Chapter 23: An Unexpected Reunion
Glimmer didn't get her shore leave. Not even a little.
Instead, she was deep in space, sat inside one of the private observation booths aboard the Horde Interstellar Vessel Omen-Kador, watching concentric Dyson rings rotate around the star they were orbiting. An emergency communication had come through early in the morning: she had been tapped for a last-minute deployment, non-negotiable, and had needed to scramble just to make it to the ship on time. She hadn't even had time to wake Catra for a proper goodbye, only able to leave a hastily scrawled note behind instead.
The view screen had a powerful dampener activated, making the light from the star come through in a warm orange color, and the rings cast moving shadows inside the booth as the arms eclipsed that star at alternating intervals. She took a deep breath, letting the pattern of shadow dancing with orange almost entrance her.
"Gorgeous, isn't it?" Taline said, speaking from the PDA Glimmer held up in front of her. "That's oddly one of the things I miss about traveling the galaxy. Refueling at one of the Barrier nodes and watching it from your ship is a strangely meditative experience."
"I remember the first time I saw one," Glimmer said. "I didn't want us to jump away after we finished resupplying." She laughed. "I still can't believe the thing keeping the Beast from overwhelming us relies on neutron stars and an AI to power it."

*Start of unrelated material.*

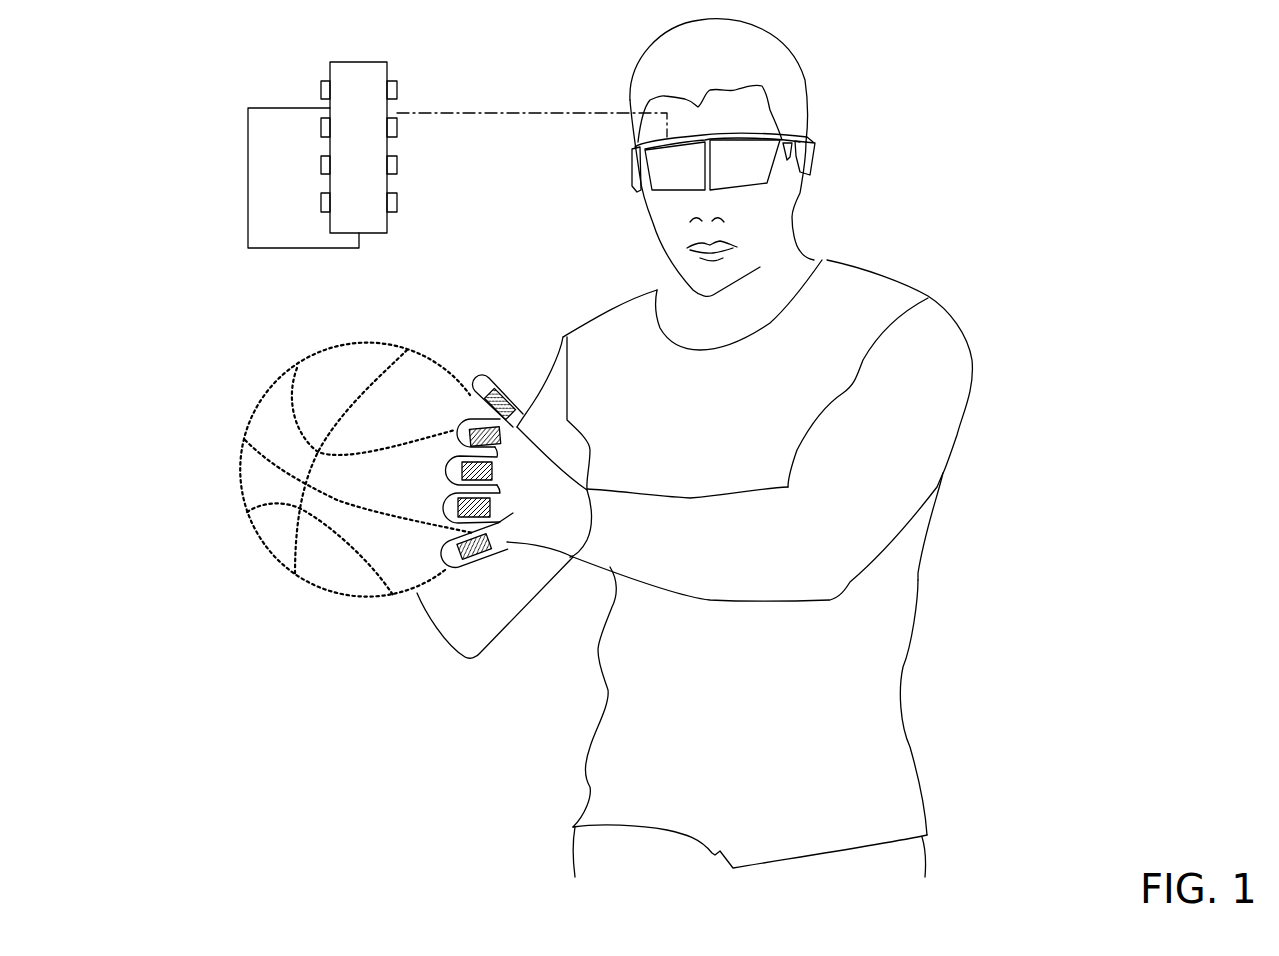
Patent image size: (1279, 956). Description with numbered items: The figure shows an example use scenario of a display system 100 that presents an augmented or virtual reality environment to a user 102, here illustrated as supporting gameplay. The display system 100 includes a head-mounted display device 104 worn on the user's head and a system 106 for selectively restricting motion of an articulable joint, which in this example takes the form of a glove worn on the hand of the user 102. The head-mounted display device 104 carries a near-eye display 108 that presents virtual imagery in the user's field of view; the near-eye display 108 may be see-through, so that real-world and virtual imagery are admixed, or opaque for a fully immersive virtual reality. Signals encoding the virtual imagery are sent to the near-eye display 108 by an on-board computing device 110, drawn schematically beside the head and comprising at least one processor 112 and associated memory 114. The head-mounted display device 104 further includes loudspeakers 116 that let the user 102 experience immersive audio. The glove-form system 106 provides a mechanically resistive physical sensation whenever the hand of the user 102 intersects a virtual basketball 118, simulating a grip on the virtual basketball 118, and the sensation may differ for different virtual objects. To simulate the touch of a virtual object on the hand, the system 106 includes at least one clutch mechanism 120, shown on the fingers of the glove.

"Algorithm," Taline said. "Not an AI, an algorithm."
"Yeah, that."
Taline sighed across the connection. "No, not 'that'," she said, "You do know the difference, right? I spent hours drilling this into your head, Glimmer."
"Yes, I know the difference," Glimmer said, sidestepping Taline's henpecking with faux indifference.
"Enlighten me."
Glimmer pursed her lips and spoke in a deliberately indifferent tone, as if reading from a teleprompter. "The Barrier keeps the Beast at bay with an incredibly complicated 'pattern' anchored and powered by several hundred neutron stars," she said. "An algorithm changes the 'bars' and 'locks' on the Barrier several thousand times a second in a near perfect oscillating pattern. But because the current algorithm is only nearly-perfect, it's degrading, and slowly letting the Beast back into our reality. Hence the second wave of infections spreading across the Outer Realms."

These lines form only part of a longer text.